Теперь, когда у него отняли эту возможность, а администратор комплекса заменил машины с колой на новые автоматы с безликими, никому не известными напитками — или, может, синим «Ройял краун» (эта марка еще жива? Может, в Старом Свете?), — требуя за них ту же цену, теперь он прислушается к бунтующим юнцам, что перекрывают улицы в час пик. И согласится с тем, что самое лучшее из того, что дает свободная жизнь, им недоступно.
— Шеви еще не поймали?
Не было никакого смысла притворяться, что не расслышал.
— Не знаю.
— А от него самого новостей нет?
Джозеф опустил руку с баночкой коки и уставился на стоявшую перед ним ходячую андрогинность с кожей персикового цвета. Волосы рассыпаны по плечам, в обоих ушах — по серьге, в носу — кольцо, а на один из верхних зубов надета грязная серебряная фикса. Белесые глаза подведены тушью. Под мышкой парень держал скейтборд в малиново-розовую клетку. Разве не для того, чтобы искоренить или хотя бы избежать таких вот человеческих недоразумений, было основано это Поселение? Джозеф снова прильнул к банке.
— Не, ну правда! — взмолился подросток. — Мне можно доверять. Я не из этих.
— Мммм. «Этих». Ну конечно, — передразнивает его Джозеф и идет дальше.
Он, конечно, понял, что парень — один из шумных последователей его сына, из соседних комплексов с нижних этажей.
— Конечно, — не унимался парень. — Я сегодня после школы слышал, как они скандировали имя Шеви на площади. Когда шел…
— Ты что, в школу в таком виде ходишь?
— Да, сэр, хожу.
Он прыгал и выбрасывал вверх кулак, как те протестующие:
— Шеви! Шеви! Вива Шеви! Vive y libertad! Весь день вот так.
Углекислота как раз добралась до внутренностей Джозефа и заставила съежиться его пустой желудок.
— По-инострански, значит? Так они говорят на Площади? Что это вообще значит?
Он осушил банку и смял ее в руке.
Парень бросил скейт на дорожку, выложенную белым камнем, и поехал рядом с Джозефом. Они двигались от торгового автомата к центру Площади.
— Я не уверен, — ответил он.
«Врет, наверное», — подумал Джозеф.
— Что-то насчет жизни и свободы. Они поддерживают вашего сына. Как героя…
— Но ты не из этих? — Джозеф не ждал ответа.

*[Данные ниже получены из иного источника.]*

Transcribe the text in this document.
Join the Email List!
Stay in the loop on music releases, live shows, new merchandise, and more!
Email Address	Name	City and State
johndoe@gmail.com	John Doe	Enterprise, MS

— Я не из тех, кто врет про Шеви, кто пытается выставить нас преступниками, оскорбляющими сороковую годовщину. Я не из этих. Я с народом.
— Демо, — говорит Джозеф, повторяя странное слово, которым Шеви назвал этих возмутителей спокойствия своего класса, перед тем как покинул стены Поселения.
— Да, сэр, — соглашается парень; два слова, брошенных на скейтбордный ветер: — Демо-кроты. Это мы.
Джозеф прищурился, чтобы прочитать слова на черной футболке парня: «В этой темной яме, одинокий, ты растерян. Но здесь я вижу. Держи мою руку. Пошли».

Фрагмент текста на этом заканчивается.